Sports teams in national and state-level competitions based at Bond include Bond University Rugby Club that plays in the Queensland Premier Rugby competition, and the Bond University Bullsharks club that plays in the Queensland Football Association Division 1 (QFA Division 1) competition. Bond University fields soccer teams within Football Queensland South Coast and Football Queensland competitions.

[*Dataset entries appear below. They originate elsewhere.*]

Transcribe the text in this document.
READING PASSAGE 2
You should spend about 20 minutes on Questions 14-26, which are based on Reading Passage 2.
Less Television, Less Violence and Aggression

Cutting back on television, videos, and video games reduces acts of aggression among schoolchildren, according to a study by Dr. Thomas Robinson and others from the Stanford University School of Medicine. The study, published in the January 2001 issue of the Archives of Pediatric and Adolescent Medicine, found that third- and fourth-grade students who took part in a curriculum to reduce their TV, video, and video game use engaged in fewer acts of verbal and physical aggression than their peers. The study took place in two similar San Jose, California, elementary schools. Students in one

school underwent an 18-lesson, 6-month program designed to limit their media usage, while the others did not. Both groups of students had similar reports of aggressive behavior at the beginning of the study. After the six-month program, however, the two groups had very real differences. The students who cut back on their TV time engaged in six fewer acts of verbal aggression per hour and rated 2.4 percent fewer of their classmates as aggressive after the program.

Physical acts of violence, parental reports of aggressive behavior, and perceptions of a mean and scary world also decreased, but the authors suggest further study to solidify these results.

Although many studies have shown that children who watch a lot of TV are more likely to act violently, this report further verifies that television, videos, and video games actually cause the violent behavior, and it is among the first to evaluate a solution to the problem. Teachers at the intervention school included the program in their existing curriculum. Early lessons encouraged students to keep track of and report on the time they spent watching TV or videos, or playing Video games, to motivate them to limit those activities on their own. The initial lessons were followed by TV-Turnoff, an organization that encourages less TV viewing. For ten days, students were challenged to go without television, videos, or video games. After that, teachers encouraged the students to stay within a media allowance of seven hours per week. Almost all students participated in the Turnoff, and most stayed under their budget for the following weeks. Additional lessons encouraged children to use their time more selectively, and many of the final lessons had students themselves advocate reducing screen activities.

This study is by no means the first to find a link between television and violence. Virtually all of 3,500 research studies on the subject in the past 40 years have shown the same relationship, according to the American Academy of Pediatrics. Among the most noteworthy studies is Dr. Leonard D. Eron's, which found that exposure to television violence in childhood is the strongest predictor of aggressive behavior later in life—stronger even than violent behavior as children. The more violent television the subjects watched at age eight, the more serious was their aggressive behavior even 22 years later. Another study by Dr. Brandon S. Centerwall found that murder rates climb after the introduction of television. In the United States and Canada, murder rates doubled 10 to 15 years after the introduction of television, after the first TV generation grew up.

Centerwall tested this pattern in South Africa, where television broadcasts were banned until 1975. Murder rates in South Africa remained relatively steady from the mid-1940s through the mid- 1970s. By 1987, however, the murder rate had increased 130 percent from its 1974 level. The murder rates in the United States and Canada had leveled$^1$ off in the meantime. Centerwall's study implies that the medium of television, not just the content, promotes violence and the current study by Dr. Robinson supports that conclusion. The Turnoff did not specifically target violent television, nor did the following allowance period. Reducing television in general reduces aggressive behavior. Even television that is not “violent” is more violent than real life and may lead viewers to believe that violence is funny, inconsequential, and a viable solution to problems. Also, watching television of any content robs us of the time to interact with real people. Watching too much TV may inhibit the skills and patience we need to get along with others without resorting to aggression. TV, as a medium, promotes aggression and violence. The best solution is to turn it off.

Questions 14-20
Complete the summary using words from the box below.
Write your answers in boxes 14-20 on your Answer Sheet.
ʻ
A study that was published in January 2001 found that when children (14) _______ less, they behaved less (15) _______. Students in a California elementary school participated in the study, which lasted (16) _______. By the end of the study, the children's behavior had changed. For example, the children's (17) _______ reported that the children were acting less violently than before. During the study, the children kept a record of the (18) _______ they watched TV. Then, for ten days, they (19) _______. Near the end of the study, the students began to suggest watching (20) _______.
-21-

The Bond University Student Association (BUSA) assists with the university's participation in intervarsity sport on a regional and national level.
Bond University was named the overall champions at the Northern University Games (NUG) in July 2011, and went on to be named Australian University Sport Per Capita Champions at the Australian University Games in 2011, 2013, 2014, 2015 and most recently 2017.

===Student accommodation===
Bond University Student Housing caters for both domestic and international students, with a range of housing on campus. Bond University is centrally located on the Gold Coast, in the suburb of Robina.

== Controversies ==

===Australian Human Rights Commission Data and Report===
In 2017, Bond University, in conjunction with all Australian universities, participated in a national report undertaken by the Australian Human Rights Commission to tackle the issue of sexual harassment and assault. The Vice Chancellor of Bond University acknowledged the survey results saying, "Today is a wake-up call, and we understand that the issue of sexual harassment and assault is real and attitudes need to change, both in society and within the university sector. One case is one case too many. We are supportive of the recommendations of the Australian Human Rights Commission, and have already implemented the majority of the measures they have proposed."